[Paper] Anomalous Superfluid Density in a Disordered Charge-Density-Wave Material: Pd-Intercalated ErTe$_3$
Our new study about a rapid increase of the superfluid density in quasi-2D superconductors below the transition was published in Physical Review Letters on July 15, 2024, and selected as the Editors' Suggestion.
The superfluid density, a crucial parameter indicating the stiffness of the superconducting order parameter, typically shows a mild increase in its temperature derivative near the critical temperature $T_c$ for conventional 3D BCS(Bardeen-Cooper-Schrieffer) superconductors. Exceptionally, in 2D systems thinner than the coherence length, a sharp temperature derivative near $T_c$ is expected. Thermal fluctuations are more substantial in low-dimensional systems, reducing $T_c$ from the BCS theory value to the Berezinskii-Kosterlitz-Thouless transition temperature.

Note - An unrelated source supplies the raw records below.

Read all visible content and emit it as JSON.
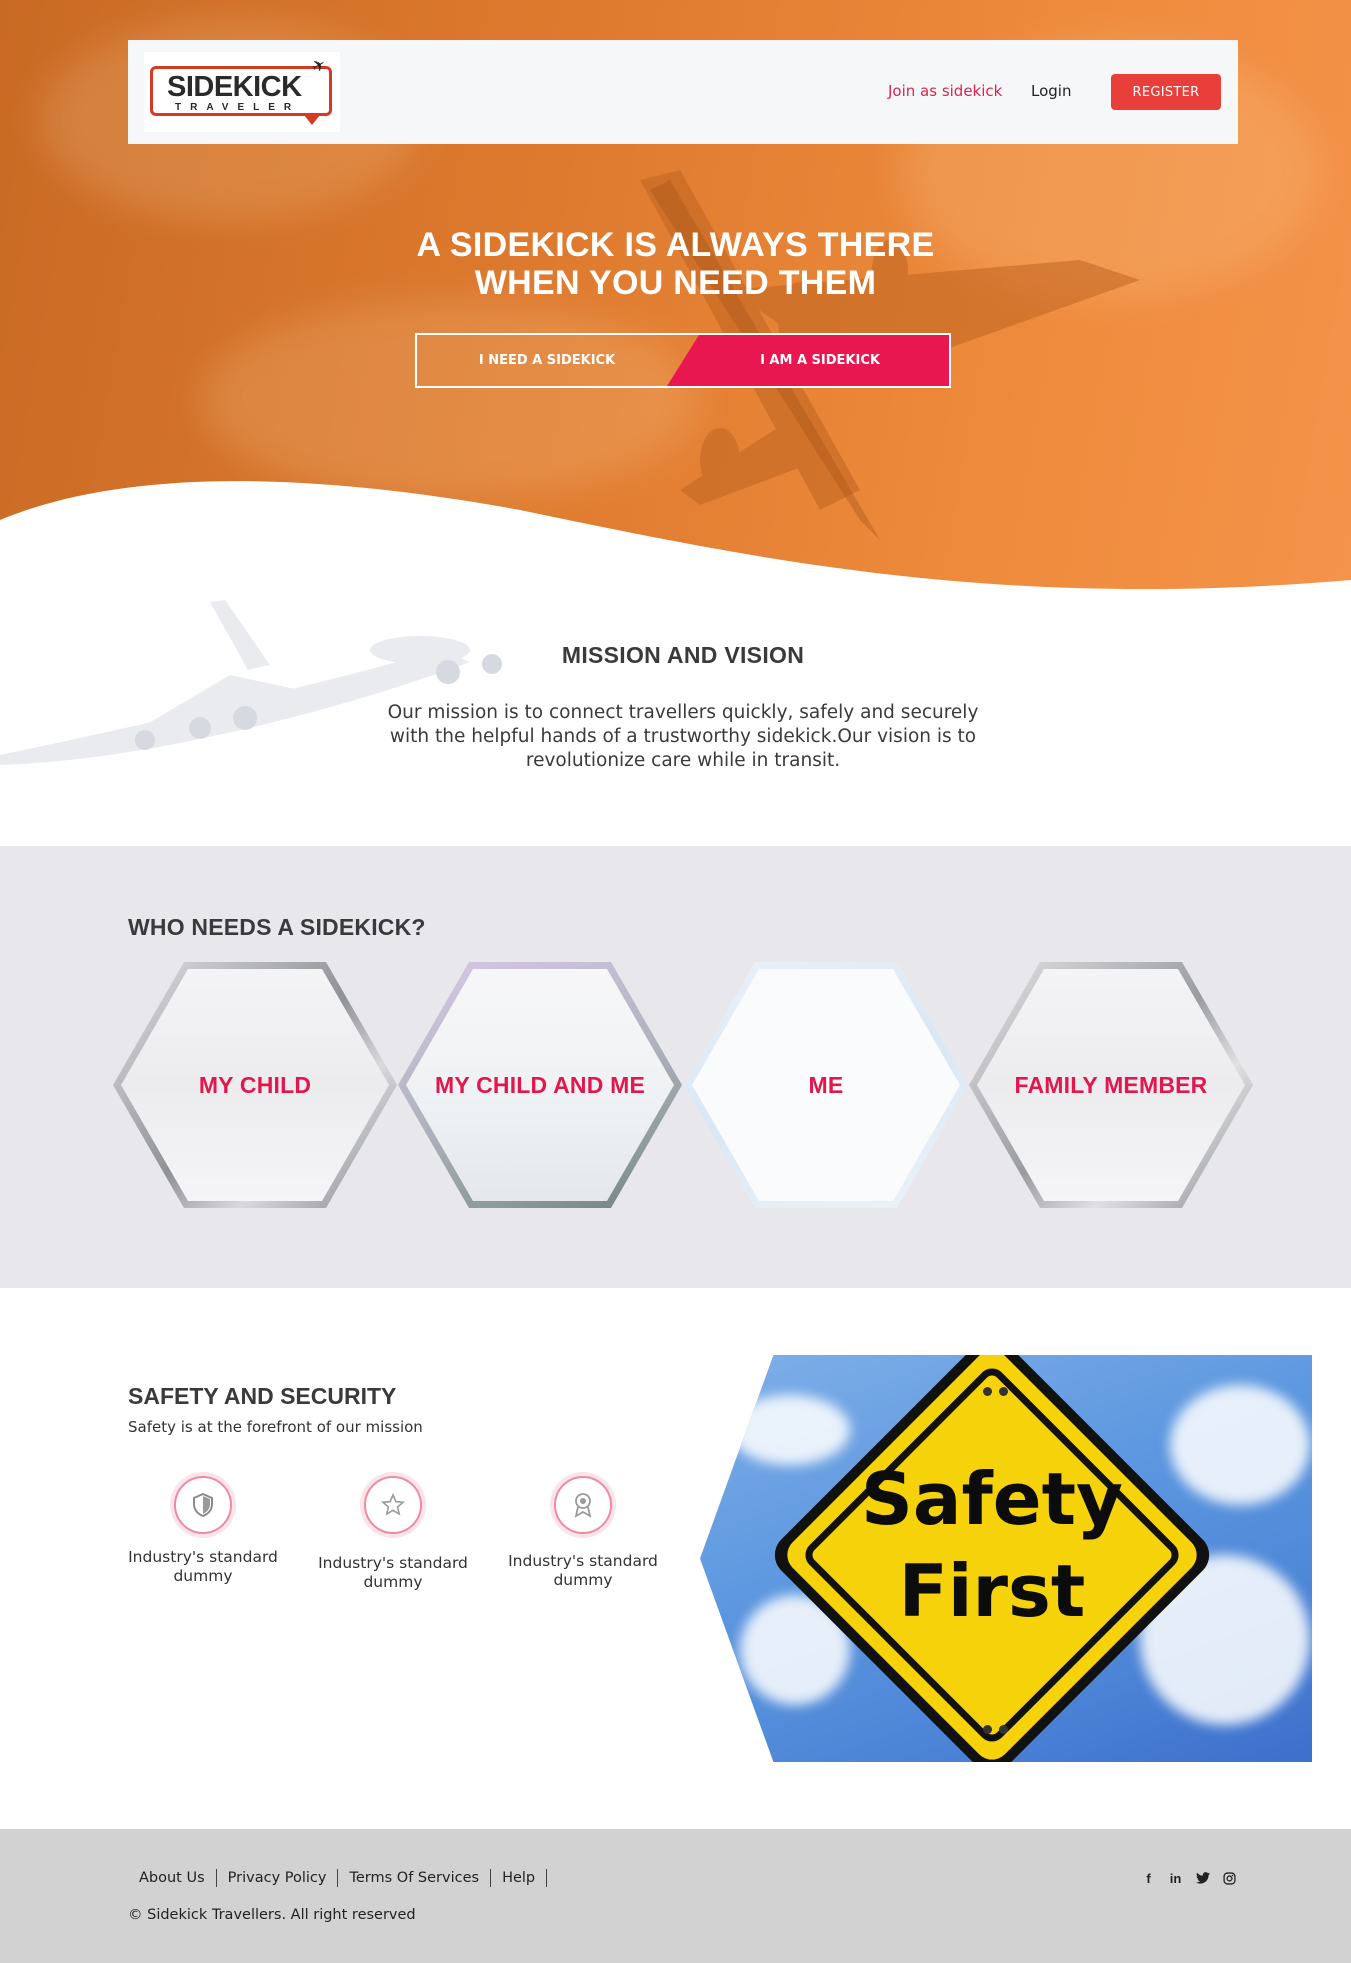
{
  "header": {
    "logo_main": "SIDEKICK",
    "logo_sub": "TRAVELER",
    "join_link": "Join as sidekick",
    "login_link": "Login",
    "register_button": "REGISTER"
  },
  "hero": {
    "title_line1": "A SIDEKICK IS ALWAYS THERE",
    "title_line2": "WHEN YOU NEED THEM",
    "toggle_left": "I NEED A SIDEKICK",
    "toggle_right": "I AM A SIDEKICK"
  },
  "mission": {
    "title": "MISSION AND VISION",
    "line1": "Our mission is to connect travellers quickly, safely and securely",
    "line2": "with the helpful hands of a trustworthy sidekick.Our vision is to",
    "line3": "revolutionize care while in transit."
  },
  "who": {
    "title": "WHO NEEDS A SIDEKICK?",
    "cards": [
      {
        "label": "MY CHILD"
      },
      {
        "label": "MY CHILD AND ME"
      },
      {
        "label": "ME"
      },
      {
        "label": "FAMILY MEMBER"
      }
    ]
  },
  "safety": {
    "title": "SAFETY AND SECURITY",
    "subtitle": "Safety is at the forefront of our mission",
    "features": [
      {
        "icon": "shield-icon",
        "line1": "Industry's standard",
        "line2": "dummy"
      },
      {
        "icon": "star-icon",
        "line1": "Industry's standard",
        "line2": "dummy"
      },
      {
        "icon": "award-icon",
        "line1": "Industry's standard",
        "line2": "dummy"
      }
    ],
    "sign_line1": "Safety",
    "sign_line2": "First"
  },
  "footer": {
    "links": [
      "About Us",
      "Privacy Policy",
      "Terms Of Services",
      "Help"
    ],
    "copyright": "© Sidekick Travellers. All right reserved",
    "socials": [
      "facebook-icon",
      "linkedin-icon",
      "twitter-icon",
      "instagram-icon"
    ]
  },
  "colors": {
    "hero_orange": "#e07c2f",
    "accent_pink": "#e8174f",
    "register_red": "#ea3e3a",
    "section_gray": "#e8e8ec",
    "footer_gray": "#d2d2d2"
  }
}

However, we observed a significant increase in this derivative near $T_c$ for quasi-2D layered superconductors Pd$_x$ErTe$_3$, suggesting the influence of quantum phase fluctuations in addition to thermal fluctuations. Using the scanning SQUID(Superconducting QUantum Interference Device) susceptometry, we examined the local superfluid responses in quasi-2D layered superconductors,Pd$_x$ErTe$_3$, materials known for their disordered charge density waves. These responses reveal a homogeneous superfluid density that markedly increases near $T_c$, deviating from the expected behavior in conventional 3D BCS superconductors. Our findings align with simulations from the quantum rotor model, indicating that quantum phase fluctuations are crucial in suppressing the critical temperature. These results underscore the utility of temperature-dependent superfluid density in exploring quantum phase fluctuations in quasi-2D superconductors.